Bereits bei der Ratifikation der UN-Behindertenrechtskonvention hatten Verbände behinderter Menschen und die damalige Beauftragte für die Belange behinderter Menschen Änderungen gefordert. Konkrete Vorschläge für eine inhaltlich korrekte Übersetzung wurden jedoch nicht aufgenommen.

Lesermeinungen zu “UN-Konvention korrekt übersetzen” (2)

Von behindertenrecht

Das eine Änderung der deutschen Übersetzung der UN-BRK bzw.

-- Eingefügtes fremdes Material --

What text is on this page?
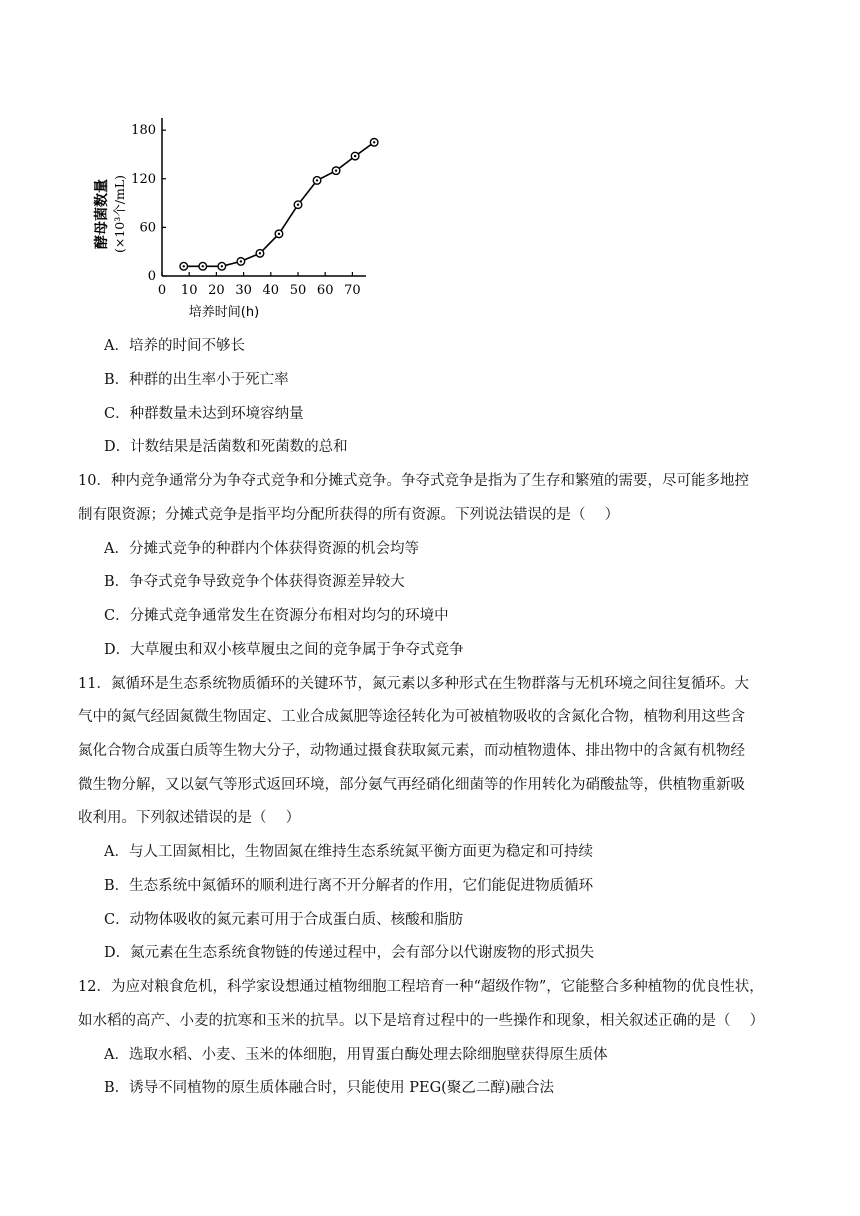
0
60
120
180
0 10 20 30 40 50 60 70
酵母菌数量 (×10³个/mL)
培养时间(h)
A．培养的时间不够长
B．种群的出生率小于死亡率
C．种群数量未达到环境容纳量
D．计数结果是活菌数和死菌数的总和
10．种内竞争通常分为争夺式竞争和分摊式竞争。争夺式竞争是指为了生存和繁殖的需要，尽可能多地控
制有限资源；分摊式竞争是指平均分配所获得的所有资源。下列说法错误的是（　 ）
A．分摊式竞争的种群内个体获得资源的机会均等
B．争夺式竞争导致竞争个体获得资源差异较大
C．分摊式竞争通常发生在资源分布相对均匀的环境中
D．大草履虫和双小核草履虫之间的竞争属于争夺式竞争
11．氮循环是生态系统物质循环的关键环节，氮元素以多种形式在生物群落与无机环境之间往复循环。大
气中的氮气经固氮微生物固定、工业合成氮肥等途径转化为可被植物吸收的含氮化合物，植物利用这些含
氮化合物合成蛋白质等生物大分子，动物通过摄食获取氮元素，而动植物遗体、排出物中的含氮有机物经
微生物分解，又以氨气等形式返回环境，部分氨气再经硝化细菌等的作用转化为硝酸盐等，供植物重新吸
收利用。下列叙述错误的是（　 ）
A．与人工固氮相比，生物固氮在维持生态系统氮平衡方面更为稳定和可持续
B．生态系统中氮循环的顺利进行离不开分解者的作用，它们能促进物质循环
C．动物体吸收的氮元素可用于合成蛋白质、核酸和脂肪
D．氮元素在生态系统食物链的传递过程中，会有部分以代谢废物的形式损失
12．为应对粮食危机，科学家设想通过植物细胞工程培育一种“超级作物”，它能整合多种植物的优良性状，
如水稻的高产、小麦的抗寒和玉米的抗旱。以下是培育过程中的一些操作和现象，相关叙述正确的是（　 ）
A．选取水稻、小麦、玉米的体细胞，用胃蛋白酶处理去除细胞壁获得原生质体
B．诱导不同植物的原生质体融合时，只能使用 PEG(聚乙二醇)融合法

Korrektur vorgesehen, ist, damit hat wohl kaum noch jemand "gerrechnet" .
Danke für diese Information !
Denn auch wenn die gesellschaftliche Entwicklung schon so weit vorangekommen ist, daß der Begriff Inklusion bei Diskussionen rund um die Belange von behinderten Menschen genutzt wird, ist der Begriff noch nicht "amtlich", solange er nicht in den Gesetzen verankert wird .

Ein wesentlicher Grund dafür, daß der Begriff Inklusion noch nicht in den deutschen Gesetzen verankert wurde, sind wahrscheinlich bereits die fehlenden Begriffe , Assistenz und Inklusion, in der Deutschübersetzung der UN-BRK .

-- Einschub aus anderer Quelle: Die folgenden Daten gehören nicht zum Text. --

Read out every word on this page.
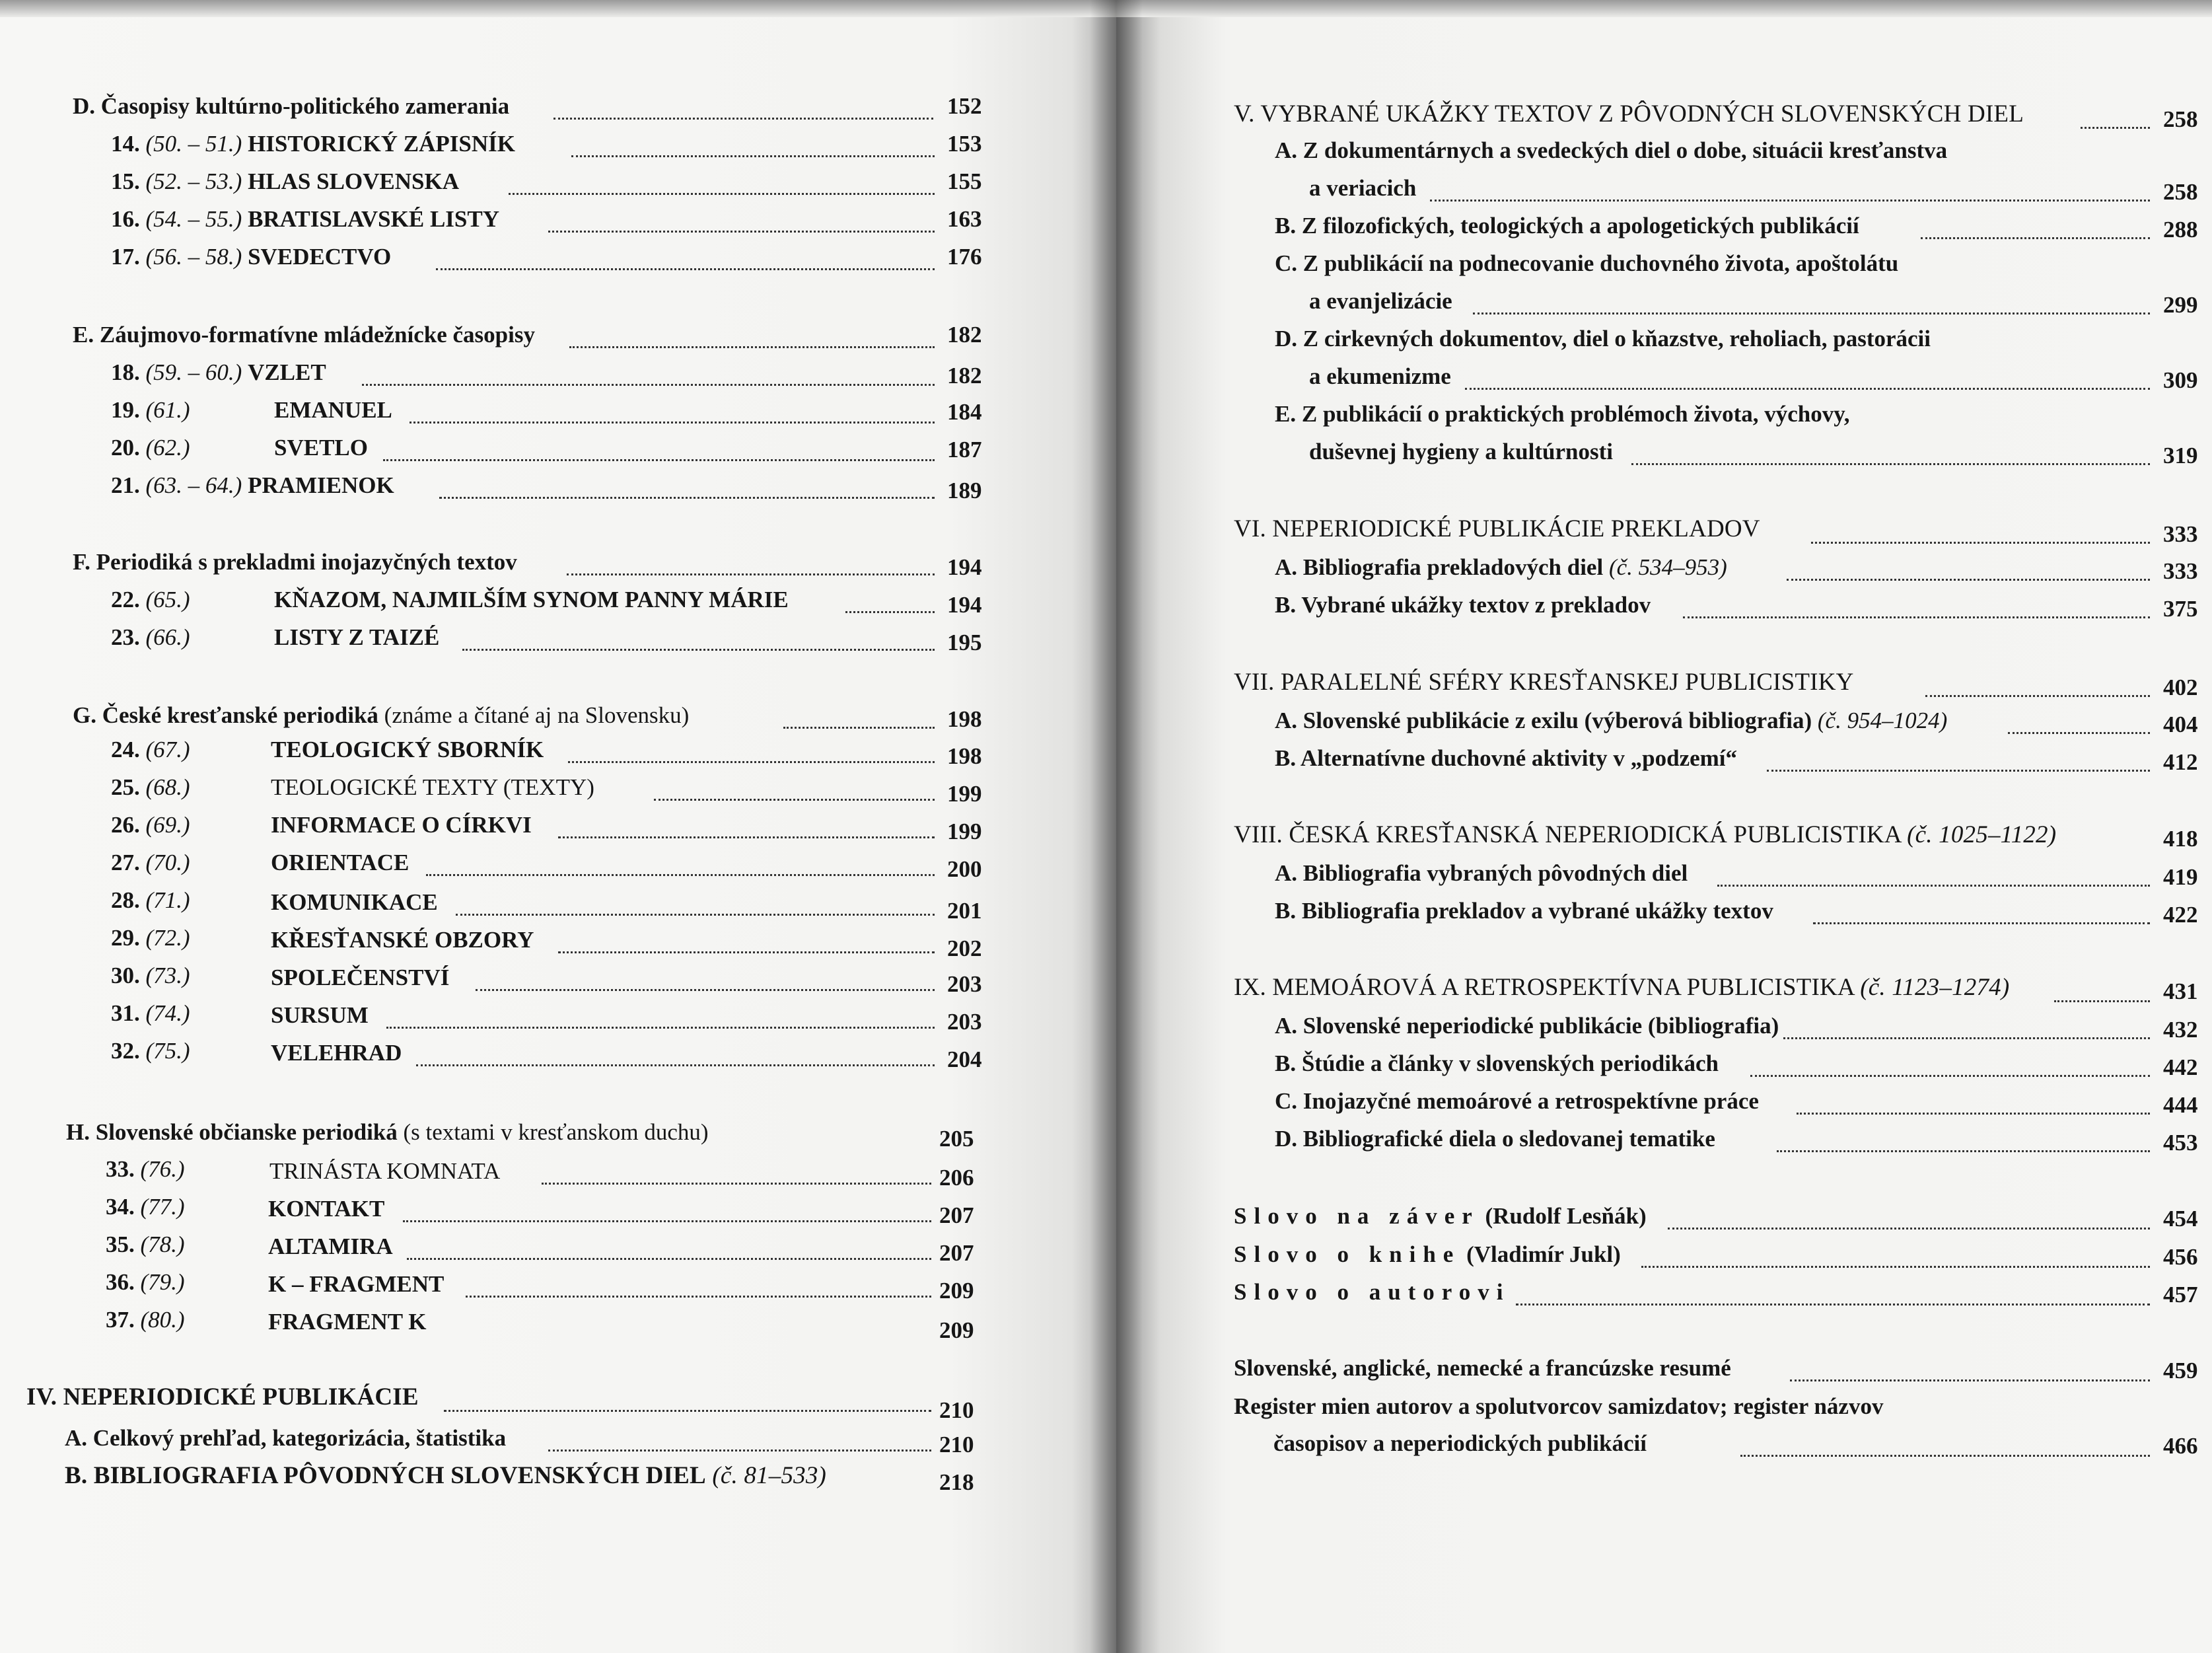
D. Časopisy kultúrno-politického zamerania	152
14. (50. – 51.) HISTORICKÝ ZÁPISNÍK	153
15. (52. – 53.) HLAS SLOVENSKA	155
16. (54. – 55.) BRATISLAVSKÉ LISTY	163
17. (56. – 58.) SVEDECTVO	176
E. Záujmovo-formatívne mládežnícke časopisy	182
18. (59. – 60.) VZLET	182
19. (61.)	EMANUEL	184
20. (62.)	SVETLO	187
21. (63. – 64.) PRAMIENOK	189
F. Periodiká s prekladmi inojazyčných textov	194
22. (65.)	KŇAZOM, NAJMILŠÍM SYNOM PANNY MÁRIE	194
23. (66.)	LISTY Z TAIZÉ	195
G. České kresťanské periodiká (známe a čítané aj na Slovensku)	198
24. (67.)	TEOLOGICKÝ SBORNÍK	198
25. (68.)	TEOLOGICKÉ TEXTY (TEXTY)	199
26. (69.)	INFORMACE O CÍRKVI	199
27. (70.)	ORIENTACE	200
28. (71.)	KOMUNIKACE	201
29. (72.)	KŘESŤANSKÉ OBZORY	202
30. (73.)	SPOLEČENSTVÍ	203
31. (74.)	SURSUM	203
32. (75.)	VELEHRAD	204
H. Slovenské občianske periodiká (s textami v kresťanskom duchu)	205
33. (76.)	TRINÁSTA KOMNATA	206
34. (77.)	KONTAKT	207
35. (78.)	ALTAMIRA	207
36. (79.)	K – FRAGMENT	209
37. (80.)	FRAGMENT K	209
IV. NEPERIODICKÉ PUBLIKÁCIE	210
A. Celkový prehľad, kategorizácia, štatistika	210
B. BIBLIOGRAFIA PÔVODNÝCH SLOVENSKÝCH DIEL (č. 81–533)	218
V. VYBRANÉ UKÁŽKY TEXTOV Z PÔVODNÝCH SLOVENSKÝCH DIEL	258
A. Z dokumentárnych a svedeckých diel o dobe, situácii kresťanstva
a veriacich	258
B. Z filozofických, teologických a apologetických publikácií	288
C. Z publikácií na podnecovanie duchovného života, apoštolátu
a evanjelizácie	299
D. Z cirkevných dokumentov, diel o kňazstve, reholiach, pastorácii
a ekumenizme	309
E. Z publikácií o praktických problémoch života, výchovy,
duševnej hygieny a kultúrnosti	319
VI. NEPERIODICKÉ PUBLIKÁCIE PREKLADOV	333
A. Bibliografia prekladových diel (č. 534–953)	333
B. Vybrané ukážky textov z prekladov	375
VII. PARALELNÉ SFÉRY KRESŤANSKEJ PUBLICISTIKY	402
A. Slovenské publikácie z exilu (výberová bibliografia) (č. 954–1024)	404
B. Alternatívne duchovné aktivity v „podzemí“	412
VIII. ČESKÁ KRESŤANSKÁ NEPERIODICKÁ PUBLICISTIKA (č. 1025–1122)	418
A. Bibliografia vybraných pôvodných diel	419
B. Bibliografia prekladov a vybrané ukážky textov	422
IX. MEMOÁROVÁ A RETROSPEKTÍVNA PUBLICISTIKA (č. 1123–1274)	431
A. Slovenské neperiodické publikácie (bibliografia)	432
B. Štúdie a články v slovenských periodikách	442
C. Inojazyčné memoárové a retrospektívne práce	444
D. Bibliografické diela o sledovanej tematike	453
Slovo na záver (Rudolf Lesňák)	454
Slovo o knihe (Vladimír Jukl)	456
Slovo o autorovi	457
Slovenské, anglické, nemecké a francúzske resumé	459
Register mien autorov a spolutvorcov samizdatov; register názvov
časopisov a neperiodických publikácií	466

Man kann davon ausgehen, daß auch verhaltensgestöhrte oder sogenannte "geistig behinderte" Menschen, weniger stöhren(auf dieser Welt) wenn sie inklusiv mit persönlicher Assistenz teilhaben und sie damit vorallem die Möglichkeit haben, sich am Verhalten von Nichtbehinderten zu orientieren und nicht länger unter sich bleiben müssen .Denn jeder Mensch spürt, wenn er nicht mitten in der Gesellschaft dazu gehören darf und fühlt sich sicherlich nicht sonderlich wohl dabei .
Daher ist die derzeitige Situation sehr Unfair, gerade gegenüber den schwächsten dieser Gesellschaft .

Von Dagmar B

Zitat:

Am Beispiel Bildung werde das besonders deutlich. Hier werde der Begriff „integrativ" nicht mehr im Zusammenhang mit der Beschulung behinderter Kinder verwendet.

Stimmt,entweder wird jede noch so schlechte Integration inzwischen Inklusion genannt,oder es gibt das Monster der Sparinklusion,die drann schuld ist,das nunmehr verhaltensauffaellige,geistig behinderte und lernschwache Kinder die gesunden Kinder beim Lernen stoeren.

Sehr geehrte Frau Bentele, was auf der Packung steht,ist egal,wichtig ist der Inhalt.
Und dem Medium Kobinet zu folge,muß man demnaechst damit rechnen,das aus lauter Selbstbestimmtheitsdusel,das Kindergeld fuer schwerbehinderte Mneschen abgeschafft wird,weil der Name nicht passend ist und alle egal wie schwer behinderten Menschen auf dem ersten Arbeitsmarkt arbeiten,weil die Eingliederungshilfe nicht zeitgemaeß ist.
Mein Vorschlag waere,das man auch aus dem Behindertenausweis das H streicht,damit keiner auf die Idee kommt,es wuerde tatsaechlich sowas wie hilflose Menschen geben.
Von Inklusion sind wir Lichtjahre entfernt,und es waere ein erster Schrit,das Wort nicht dauerhaft zu mißbrauchen ,nicht zu sinnentleeren oder als Werbung draufzuschreiben,wenn das Gegenteil drinn ist.